Timor Leste gelar pemilu legislatif, partai Xanana Gusmao diunggulkan

timor Hak atas foto Reuters
Image caption Seorang ibu memasukkan kertas suara pemilihan umum legislatif Timor Leste di Dili, Sabtu (22/07).

Timor Leste telah menggelar pemilihan umum legislatif pada Sabtu (22/07) yang berhak diikuti sedikitnya 750.000 orang.

Berbeda dengan pemilihan umum pada Maret lalu yang menghasilkan Francisco "Lu Olo" Guterres sebagai presiden, pemilihan kali ini bertujuan memilih 65 individu untuk menduduki kursi parlemen.

Kertas-kertas suara dari 1.118 tempat pemungutan suara yang tersebar di seantero Timor Leste juga akan menentukan sosok perdana menteri guna menggantikan Rui Maria de Araujo.

Hak atas foto Reuters
Image caption Lebih dari 750.000 orang berhak menentukan suara mereka dalam pemilihan umum legislatif Timor Leste.

Hasil resmi pemilihan kali ini diperkirakan akan diumumkan pada 6 Agustus 2017 mendatang.

"Saya harap partai yang memenangkan pemilihan ini akan membangun Timor Leste lebih baik dari sebelumnya. Saya hanya ingin semuanya berjalan mulus, damai, dan tidak ada konflik di negara ini," kata salah seorang pemilih bernama Maria Magdalena, 28, kepada kantor berita Reuters.

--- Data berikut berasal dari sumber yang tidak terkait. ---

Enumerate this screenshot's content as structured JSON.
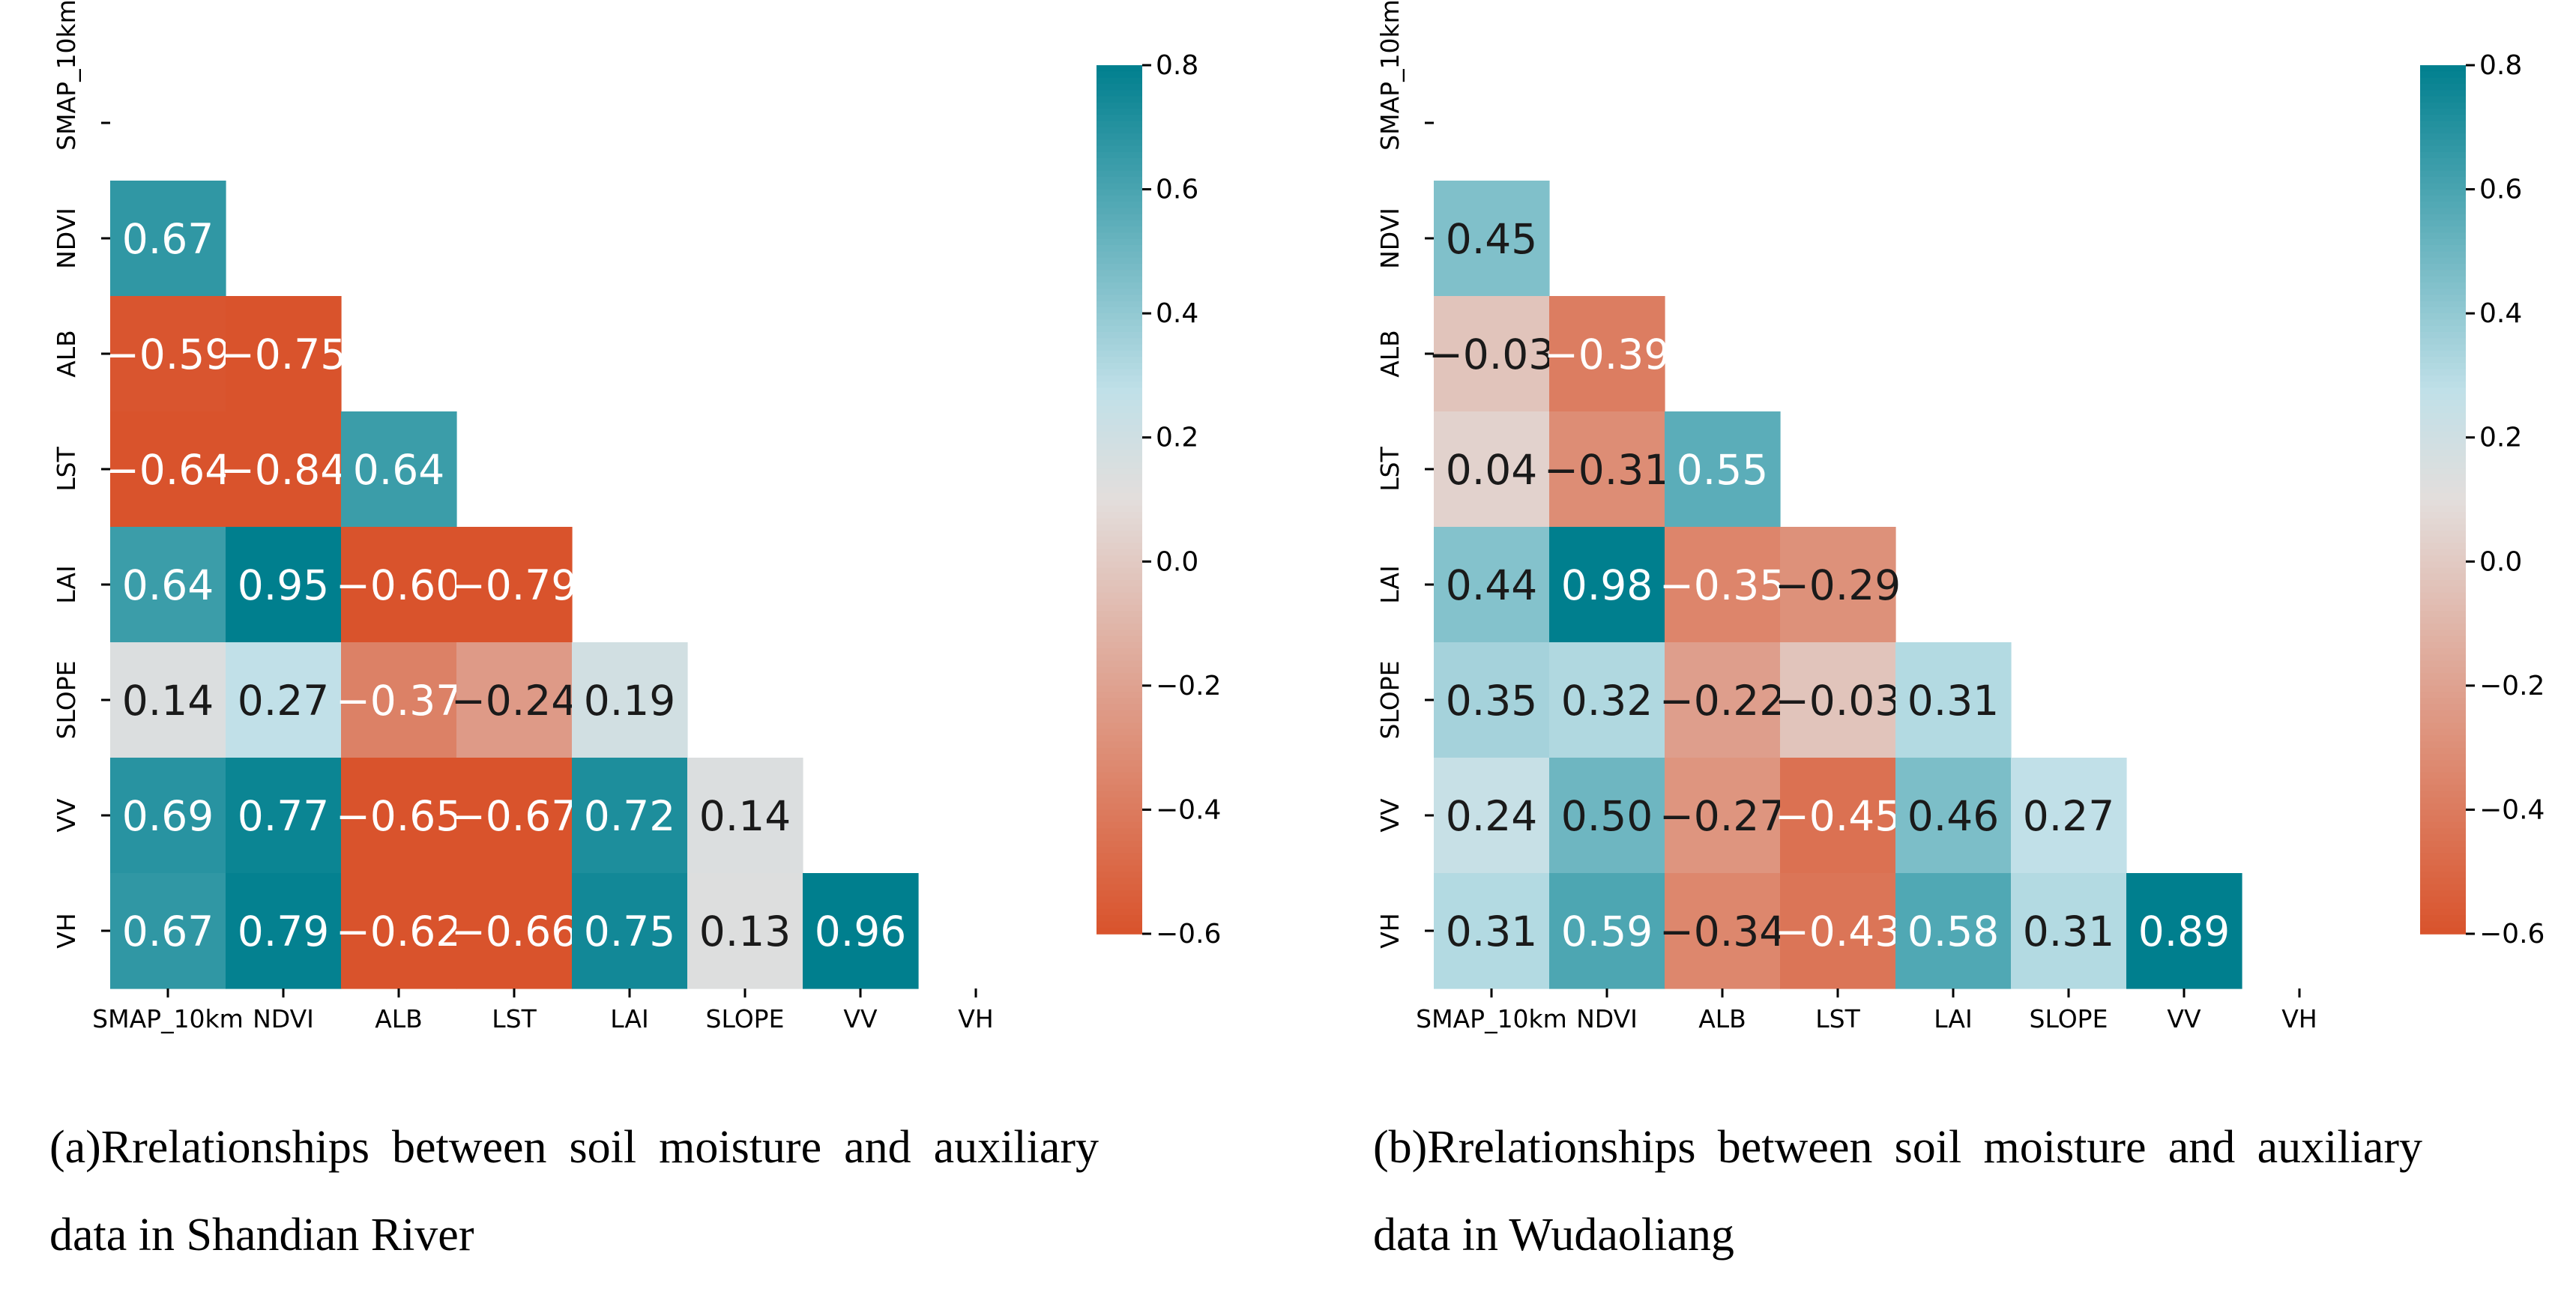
{
  "colors": {
    "neg": "#D9532C",
    "mid": "#E3DEDC",
    "light_blue": "#C0E0E8",
    "pos": "#007F8E"
  },
  "chart_data": [
    {
      "type": "heatmap",
      "variables": [
        "SMAP_10km",
        "NDVI",
        "ALB",
        "LST",
        "LAI",
        "SLOPE",
        "VV",
        "VH"
      ],
      "matrix_lower": [
        [],
        [
          0.67
        ],
        [
          -0.59,
          -0.75
        ],
        [
          -0.64,
          -0.84,
          0.64
        ],
        [
          0.64,
          0.95,
          -0.6,
          -0.79
        ],
        [
          0.14,
          0.27,
          -0.37,
          -0.24,
          0.19
        ],
        [
          0.69,
          0.77,
          -0.65,
          -0.67,
          0.72,
          0.14
        ],
        [
          0.67,
          0.79,
          -0.62,
          -0.66,
          0.75,
          0.13,
          0.96
        ]
      ],
      "colorbar": {
        "range": [
          -0.6,
          0.8
        ],
        "ticks": [
          "0.8",
          "0.6",
          "0.4",
          "0.2",
          "0.0",
          "−0.2",
          "−0.4",
          "−0.6"
        ]
      },
      "caption_line1": "(a)Rrelationships between soil moisture and",
      "caption_line2": "auxiliary data in Shandian River"
    },
    {
      "type": "heatmap",
      "variables": [
        "SMAP_10km",
        "NDVI",
        "ALB",
        "LST",
        "LAI",
        "SLOPE",
        "VV",
        "VH"
      ],
      "matrix_lower": [
        [],
        [
          0.45
        ],
        [
          -0.03,
          -0.39
        ],
        [
          0.04,
          -0.31,
          0.55
        ],
        [
          0.44,
          0.98,
          -0.35,
          -0.29
        ],
        [
          0.35,
          0.32,
          -0.22,
          -0.03,
          0.31
        ],
        [
          0.24,
          0.5,
          -0.27,
          -0.45,
          0.46,
          0.27
        ],
        [
          0.31,
          0.59,
          -0.34,
          -0.43,
          0.58,
          0.31,
          0.89
        ]
      ],
      "colorbar": {
        "range": [
          -0.6,
          0.8
        ],
        "ticks": [
          "0.8",
          "0.6",
          "0.4",
          "0.2",
          "0.0",
          "−0.2",
          "−0.4",
          "−0.6"
        ]
      },
      "caption_line1": "(b)Rrelationships between soil moisture and",
      "caption_line2": "auxiliary data in Wudaoliang"
    }
  ]
}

Sejumlah analis memperkirakan pemilihan legislatif tersebut akan dimenangkan Partai Kongres Nasional untuk Rekonstruksi Timor (CNRT) yang didirikan presiden pertama Timor Leste, Xanana Gusmao.

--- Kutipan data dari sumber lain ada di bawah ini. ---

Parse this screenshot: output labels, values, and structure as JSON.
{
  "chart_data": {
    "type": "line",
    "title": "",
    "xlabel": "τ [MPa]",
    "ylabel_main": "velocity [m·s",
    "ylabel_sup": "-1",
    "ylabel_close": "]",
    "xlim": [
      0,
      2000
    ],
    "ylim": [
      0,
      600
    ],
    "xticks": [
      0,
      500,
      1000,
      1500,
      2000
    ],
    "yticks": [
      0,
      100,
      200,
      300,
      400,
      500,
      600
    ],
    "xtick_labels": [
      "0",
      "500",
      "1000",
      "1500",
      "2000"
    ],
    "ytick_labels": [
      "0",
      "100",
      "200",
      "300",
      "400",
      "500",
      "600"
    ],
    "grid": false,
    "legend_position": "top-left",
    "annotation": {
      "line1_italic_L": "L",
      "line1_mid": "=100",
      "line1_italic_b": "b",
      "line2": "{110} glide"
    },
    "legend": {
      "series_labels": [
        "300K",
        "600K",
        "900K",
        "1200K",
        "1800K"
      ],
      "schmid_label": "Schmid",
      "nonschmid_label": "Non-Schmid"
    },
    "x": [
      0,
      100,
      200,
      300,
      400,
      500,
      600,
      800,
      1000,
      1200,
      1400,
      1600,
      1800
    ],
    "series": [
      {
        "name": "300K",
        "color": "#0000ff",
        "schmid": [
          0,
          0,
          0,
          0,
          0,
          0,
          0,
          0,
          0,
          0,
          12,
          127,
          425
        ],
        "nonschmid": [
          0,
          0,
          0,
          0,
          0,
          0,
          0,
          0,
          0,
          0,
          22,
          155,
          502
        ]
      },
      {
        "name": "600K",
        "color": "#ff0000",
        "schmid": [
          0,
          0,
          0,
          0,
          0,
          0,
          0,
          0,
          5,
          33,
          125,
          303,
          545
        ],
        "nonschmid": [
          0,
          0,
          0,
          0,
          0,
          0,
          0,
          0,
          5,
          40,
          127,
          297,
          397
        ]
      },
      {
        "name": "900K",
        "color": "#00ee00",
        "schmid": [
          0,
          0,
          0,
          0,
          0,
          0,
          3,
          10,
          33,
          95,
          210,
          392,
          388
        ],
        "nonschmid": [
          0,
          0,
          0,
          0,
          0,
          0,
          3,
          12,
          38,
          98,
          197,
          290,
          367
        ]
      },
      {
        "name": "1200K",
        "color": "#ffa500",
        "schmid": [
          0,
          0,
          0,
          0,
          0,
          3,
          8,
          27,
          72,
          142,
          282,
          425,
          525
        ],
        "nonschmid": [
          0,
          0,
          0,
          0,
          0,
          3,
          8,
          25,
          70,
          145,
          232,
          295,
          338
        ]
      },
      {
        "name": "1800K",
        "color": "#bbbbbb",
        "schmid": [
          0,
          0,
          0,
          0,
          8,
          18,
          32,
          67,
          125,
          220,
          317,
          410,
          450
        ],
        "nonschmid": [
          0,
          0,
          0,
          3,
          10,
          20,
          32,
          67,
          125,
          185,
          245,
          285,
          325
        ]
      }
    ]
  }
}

"Setelah satu bulan yang melelahkan, saya percaya kami akan menang. Jika kami menang, kami akan melakukan yang terbaik untuk menyelamatkan bangsa dan negara ini," ujarnya kepada wartawan seusai memilih.

Xanana menambahkan, CNRT akan melanjutkan pembangunan yang berfokus pada pertanian dan pariwisata selain sektor minyak dan gas.

Hak atas foto Reuters
Image caption Xanana Gusmao memimpin Partai CNRT yang diunggulkan dalam pemilihan umum legislatif Timor Leste.

Selain CNRT, partai yang diunggulkan dalam pemilihan legislatif kali ini adalah Fretilin, yang merupakan parpol afiliasi Presiden Francisco "Lu Olo" Guterres.

Ada pula Partai Pembebasan Rakyat yang didirikan mantan presiden, Taur Matan Ruak. Dalam kampanyenya partai itu berjanji akan mengeluarkan anggaran lebih banyak untuk pendidikan dan memulai program wajib militer.

Para pengamat mengatakan tantangan bagi pemerintah mendatang adalah mengurangi ketergantungan Timor Leste dari penerimaan minyak dan menambah pemasukan dari sumber-sumber lain seperti pertanian dan manufaktur.

Sektor energi menghasilkan sekitar 60% dari Produk Domestik Bruto pada 2014 dan lebih dari 90% pendapatan negara.

Hak atas foto AFP/Getty Images
Image caption Para pendukung Partai Fretilin dalam kampanye sebelum pemilihan umum legislatif Timor Leste.